The compiler and key resource person(s) accept the conditions regarding the use of data documented through WOCAT:

Yes

1.5 Reference to Questionnaire(s) on SLM Approaches (documented using WOCAT)

Resilient Watershed Management Plan
approaches

Resilient Watershed Management Plan [Tajikistan]

The participatory watershed management plan (WMP) is an interdisciplinary approach at community level to raise awareness on the watershed management concept and improve understanding of the watershed approach in planning and management of natural resource.

  • Compiler: Askarsho Zevarshoev

2. Description of the SLM Technology

2.1 Short description of the Technology

Definition of the Technology:

Reshaping unproductive land into a series of levelled, gently-sloping platforms creates conditions suitable for cultivation and prevents accelerated erosion.

2.2 Detailed description of the Technology

Description:

The terracing in watershed fact-sheet is documented by Sustainable Land Management Project/HELVETAS Swiss Intercooperation which is funded by Swiss Agency for Development and Cooperation (SDC).
Due to the enduring conflict and to the breakdown of common-pool resources management in upper catchments areas over the past decades, most pastures in Afghanistan are degraded.
Uncontrolled grazing of animals tilling grazing land to grow cereal crops are the main contributors to the loss of vegetation coverage in the upper catchments. One of the negative consequences is repeated flash floods each year causing loss and damage of agriculture lands, gardens, road, canal, infrastructure, houses and even lives. To decrease the severity of flash floods and extend vegetation in upper catchment areas, HELVETAS Swiss Intercooperation in Saighan district has established watershed activities.

Purpose of the Technology: Terrace construction was identified as an effective measure in degraded watershed areas to:
•control runoff and decrease flash flood;
•increase water infiltration;
•create the opportunity for income from cultivation of valuable crops in the terraces.

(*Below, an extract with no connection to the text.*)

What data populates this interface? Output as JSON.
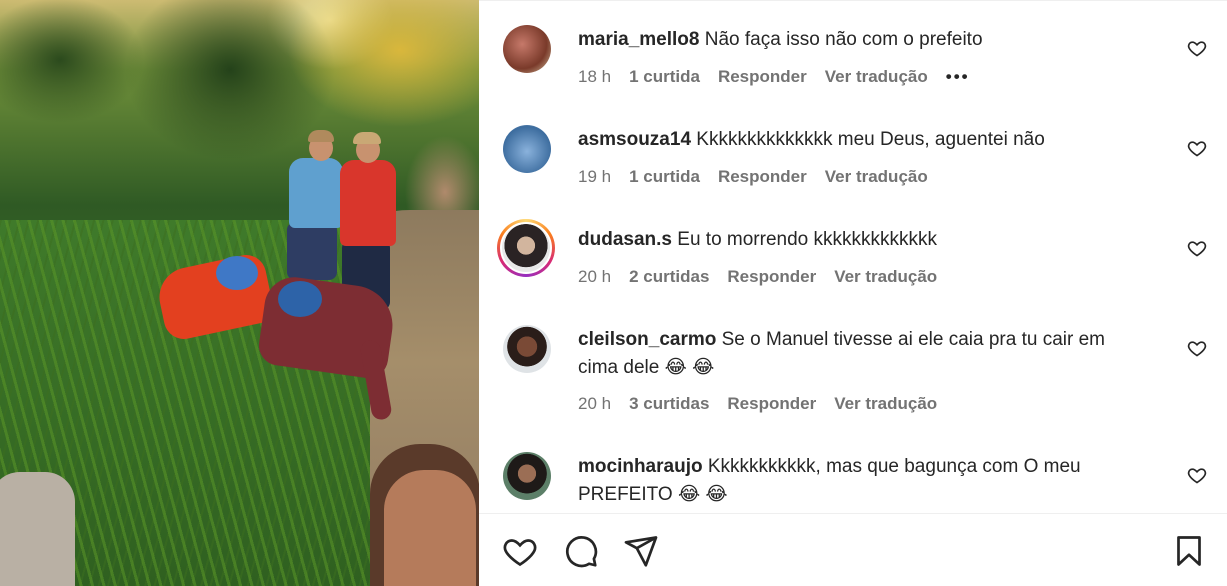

Establishment / maintenance activities and inputs: Having selected the watersheds and established watershed committees, watershed master plans were prepared and various structural and agronomical measures identified and estimated for each unit of land. Community laborers, trained by HELVETAS technical staff, constructed the terraces under supervision of watershed committee members. 600 terraces, each measuring 10 m x 3.6 m were constructed on seven hectares of land. To ensure maintenance, HELVETAS Swiss Intercooperation facilitated the creation of community saving systems and invested 10% of the project budget for maintenance of each watershed. It improved the capacity of watershed members, so after ending project support the community watershed committee would be able to manage maintenance of watershed measures.


Natural / human environment: Bamyan province is a remote province of Afghanistan with a high poverty rate. It has a semi-arid climate with cold winters and hot and dry summers. During winter, temperatures can drop below -22 degrees. Summer temperatures can reach 34 degrees in the month of July. The average annual rainfall in the area is about 230mm and some years can be very dry. 90% of the population relies on subsistence agriculture for their livelihoods and off-farm activities are marginal. The soil texture is clay, sandy loam and clay loam with moderate type of soil fertility, naked area of upper catchments causes that most of Saighan villages face to water scarcity during May to September and can’t grow valuable crops.The growing season in Saighan district is relatively short from April to October and farmers can produce only one crop per year. Farmers with access to irrigation water cultivate cash crops, for example potato and vegetables, in addition to staple crops (wheat) and fodder crops.Those without access to irrigation water cultivate wheat and fodder crops only. Water scarcity during May to September may result in a lack of high value crops.
The average annual income from one hectare in the area of having enough irrigation water is 250000 AFN (3676 USD) and in the area which has no enough irrigation water is 67500 AFN (992 USD).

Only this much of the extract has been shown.